Hypothesis: The real time monitoring at the nanoscale of the irreversible adsorption of nanoparticles at liquid surfaces has not been possible so far, given the inherent limitations of the main techniques employed in the dynamic characterization of these systems. However, a deep understanding of the nanoparticle adsorption dynamics might allow the designing of novel interfaces responding to external stimuli with controlled rates. Grazing incidence X-ray small angle scattering (GISAXS) might enable following the adsorption of nanoparticles at liquid surfaces with high temporal and spatial resolution. However, this necessitates to carefully design the experimental protocol, allowing to monitor the very first minutes of adsorption.
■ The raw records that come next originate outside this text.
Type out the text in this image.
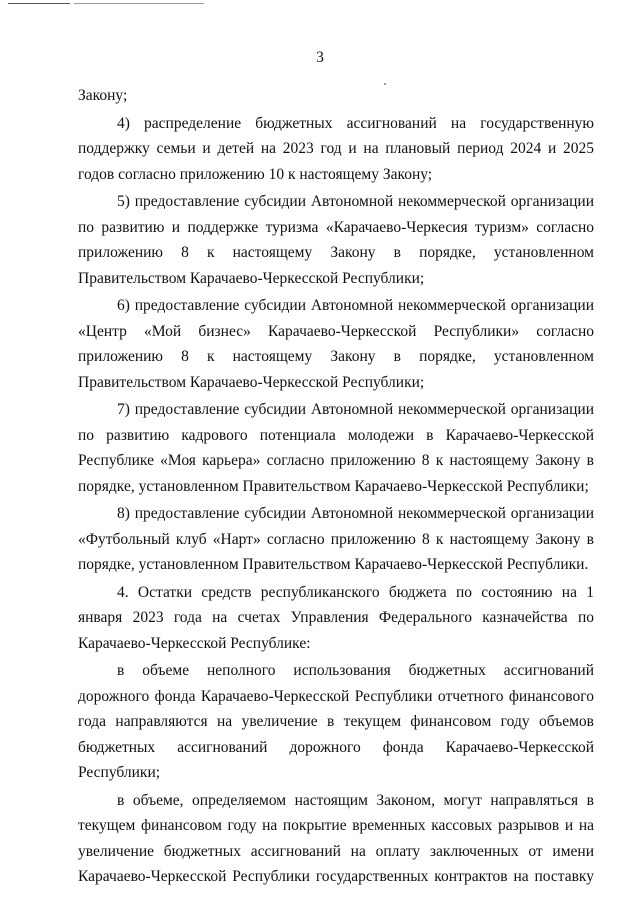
3

Закону;

4) распределение бюджетных ассигнований на государственную поддержку семьи и детей на 2023 год и на плановый период 2024 и 2025 годов согласно приложению 10 к настоящему Закону;

5) предоставление субсидии Автономной некоммерческой организации по развитию и поддержке туризма «Карачаево-Черкесия туризм» согласно приложению 8 к настоящему Закону в порядке, установленном Правительством Карачаево-Черкесской Республики;

6) предоставление субсидии Автономной некоммерческой организации «Центр «Мой бизнес» Карачаево-Черкесской Республики» согласно приложению 8 к настоящему Закону в порядке, установленном Правительством Карачаево-Черкесской Республики;

7) предоставление субсидии Автономной некоммерческой организации по развитию кадрового потенциала молодежи в Карачаево-Черкесской Республике «Моя карьера» согласно приложению 8 к настоящему Закону в порядке, установленном Правительством Карачаево-Черкесской Республики;

8) предоставление субсидии Автономной некоммерческой организации «Футбольный клуб «Нарт» согласно приложению 8 к настоящему Закону в порядке, установленном Правительством Карачаево-Черкесской Республики.

4. Остатки средств республиканского бюджета по состоянию на 1 января 2023 года на счетах Управления Федерального казначейства по Карачаево-Черкесской Республике:

в объеме неполного использования бюджетных ассигнований дорожного фонда Карачаево-Черкесской Республики отчетного финансового года направляются на увеличение в текущем финансовом году объемов бюджетных ассигнований дорожного фонда Карачаево-Черкесской Республики;

в объеме, определяемом настоящим Законом, могут направляться в текущем финансовом году на покрытие временных кассовых разрывов и на увеличение бюджетных ассигнований на оплату заключенных от имени Карачаево-Черкесской Республики государственных контрактов на поставку
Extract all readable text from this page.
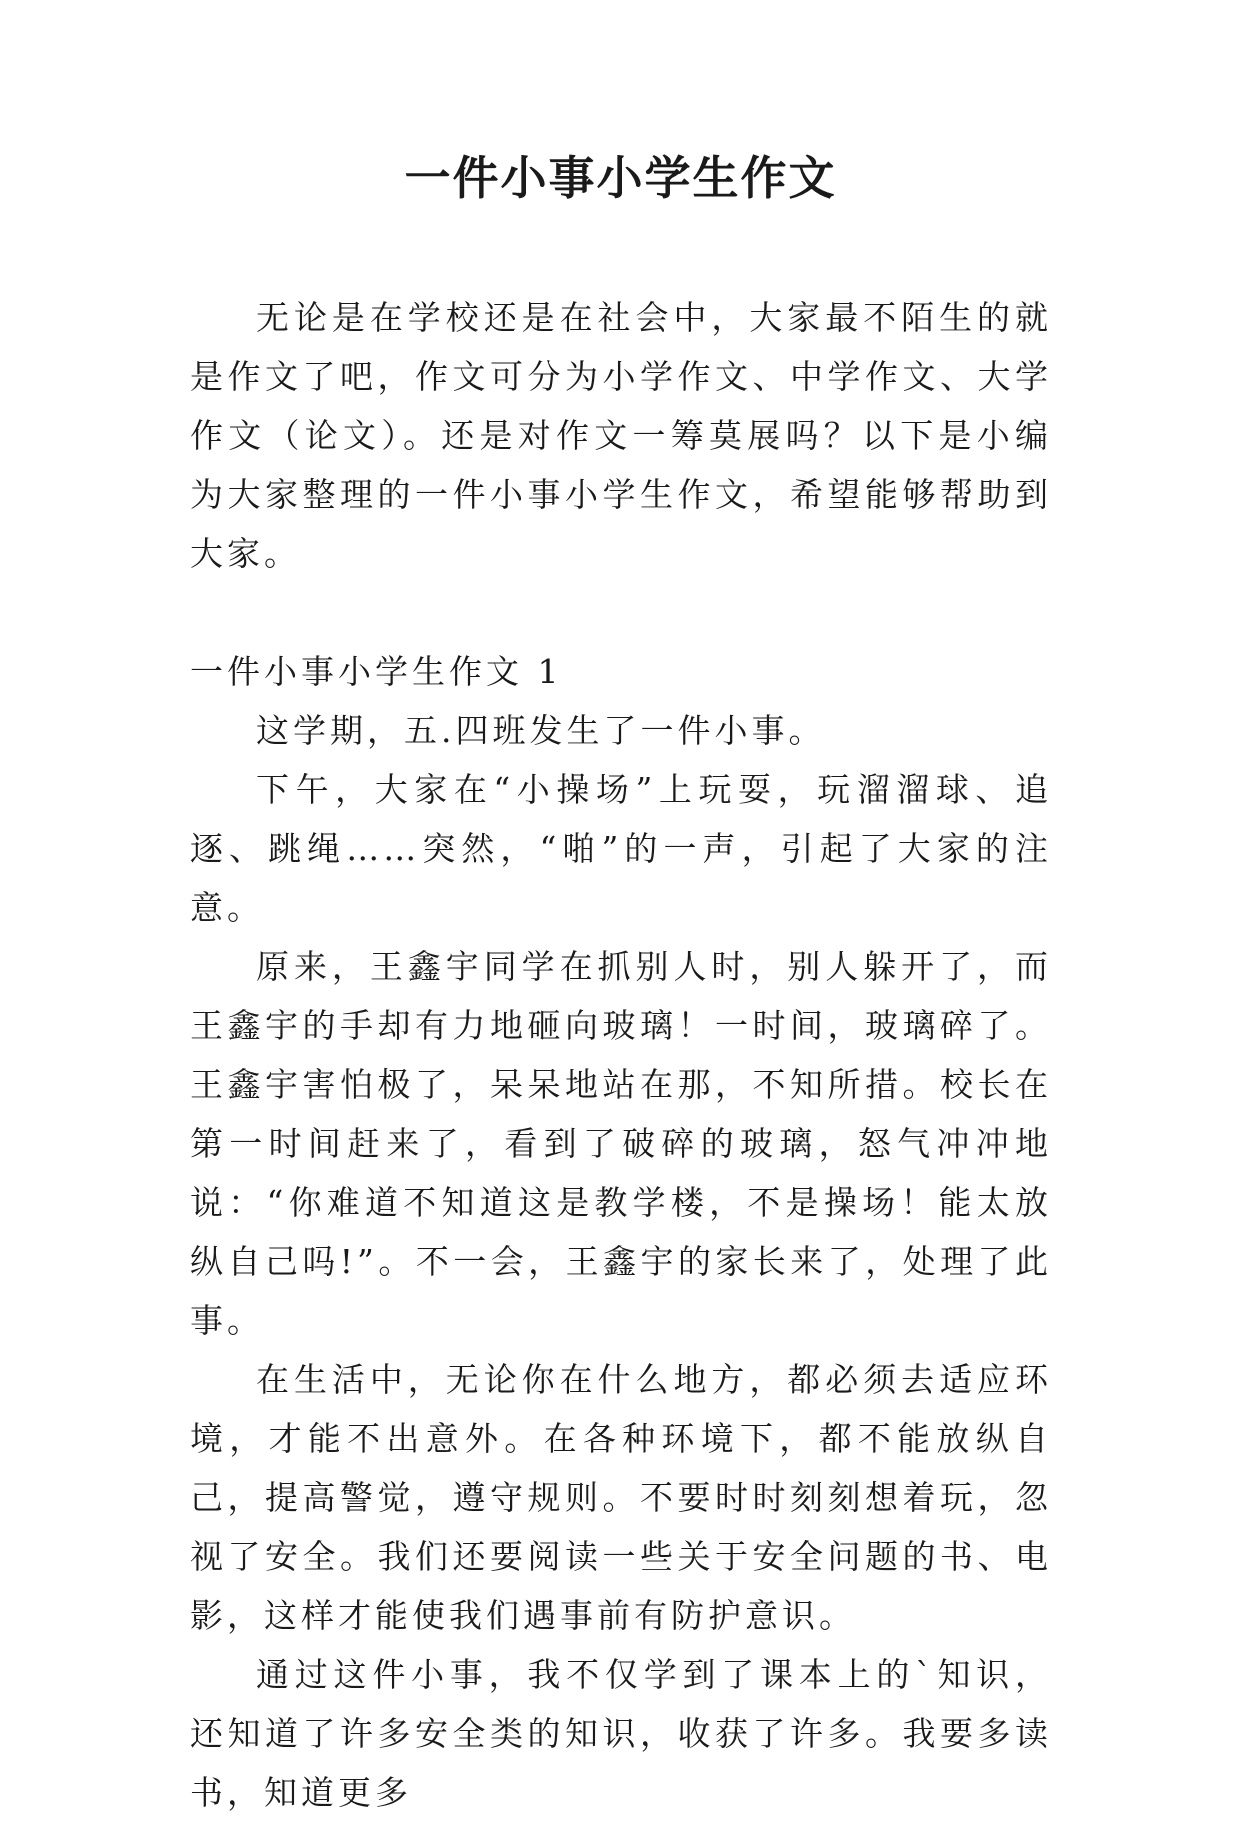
一件小事小学生作文

无论是在学校还是在社会中，大家最不陌生的就是作文了吧，作文可分为小学作文、中学作文、大学作文（论文）。还是对作文一筹莫展吗？以下是小编为大家整理的一件小事小学生作文，希望能够帮助到大家。

一件小事小学生作文 1

这学期，五.四班发生了一件小事。

下午，大家在“小操场”上玩耍，玩溜溜球、追逐、跳绳……突然，“啪”的一声，引起了大家的注意。

原来，王鑫宇同学在抓别人时，别人躲开了，而王鑫宇的手却有力地砸向玻璃！一时间，玻璃碎了。王鑫宇害怕极了，呆呆地站在那，不知所措。校长在第一时间赶来了，看到了破碎的玻璃，怒气冲冲地说：“你难道不知道这是教学楼，不是操场！能太放纵自己吗!”。不一会，王鑫宇的家长来了，处理了此事。

在生活中，无论你在什么地方，都必须去适应环境，才能不出意外。在各种环境下，都不能放纵自己，提高警觉，遵守规则。不要时时刻刻想着玩，忽视了安全。我们还要阅读一些关于安全问题的书、电影，这样才能使我们遇事前有防护意识。

通过这件小事，我不仅学到了课本上的`知识，还知道了许多安全类的知识，收获了许多。我要多读书，知道更多
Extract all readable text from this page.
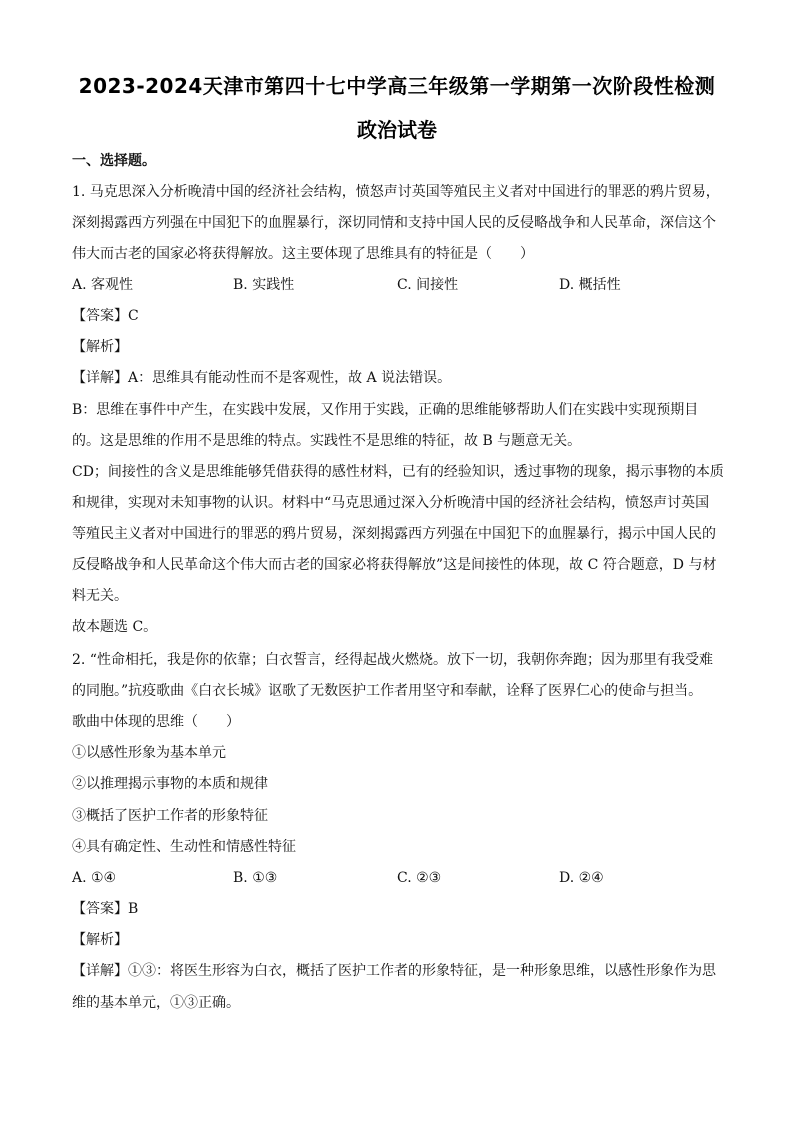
2023-2024天津市第四十七中学高三年级第一学期第一次阶段性检测
政治试卷
一、选择题。
1. 马克思深入分析晚清中国的经济社会结构，愤怒声讨英国等殖民主义者对中国进行的罪恶的鸦片贸易，
深刻揭露西方列强在中国犯下的血腥暴行，深切同情和支持中国人民的反侵略战争和人民革命，深信这个
伟大而古老的国家必将获得解放。这主要体现了思维具有的特征是（　　）
A. 客观性	B. 实践性	C. 间接性	D. 概括性
【答案】C
【解析】
【详解】A：思维具有能动性而不是客观性，故 A 说法错误。
B：思维在事件中产生，在实践中发展，又作用于实践，正确的思维能够帮助人们在实践中实现预期目
的。这是思维的作用不是思维的特点。实践性不是思维的特征，故 B 与题意无关。
CD；间接性的含义是思维能够凭借获得的感性材料，已有的经验知识，透过事物的现象，揭示事物的本质
和规律，实现对未知事物的认识。材料中“马克思通过深入分析晚清中国的经济社会结构，愤怒声讨英国
等殖民主义者对中国进行的罪恶的鸦片贸易，深刻揭露西方列强在中国犯下的血腥暴行，揭示中国人民的
反侵略战争和人民革命这个伟大而古老的国家必将获得解放”这是间接性的体现，故 C 符合题意，D 与材
料无关。
故本题选 C。
2. “性命相托，我是你的依靠；白衣誓言，经得起战火燃烧。放下一切，我朝你奔跑；因为那里有我受难
的同胞。”抗疫歌曲《白衣长城》讴歌了无数医护工作者用坚守和奉献，诠释了医界仁心的使命与担当。
歌曲中体现的思维（　　）
①以感性形象为基本单元
②以推理揭示事物的本质和规律
③概括了医护工作者的形象特征
④具有确定性、生动性和情感性特征
A. ①④	B. ①③	C. ②③	D. ②④
【答案】B
【解析】
【详解】①③：将医生形容为白衣，概括了医护工作者的形象特征，是一种形象思维，以感性形象作为思
维的基本单元，①③正确。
Experiments: We developed a time-resolved GISAXS methodology to follow in real time the surfactant-induced adsorption of nanoparticles at the air/water interface. The approach is based on the remotely-controlled spreading of few microlitres of concentrated surfactant solutions on pre-aligned nanoparticle dispersions. The time-resolved GISAXS structural data, revealing the formation of a progressively denser nanoparticle monolayer, were also coupled to the dynamic surface tension measurements. Findings: Analysing the time evolution of the nanoparticle surface excess allowed us to determine both thermodynamic and kinetic parameters. Our results demonstrate that both the non-equilibrium surface excess and the adsorption kinetics significantly changed with the ionic strength, while the surfactant concentration played a minor role. This paves the way to the design of stimuli responsive nanoparticle-decorated surfaces with tailored nanostructures and adsorption rates.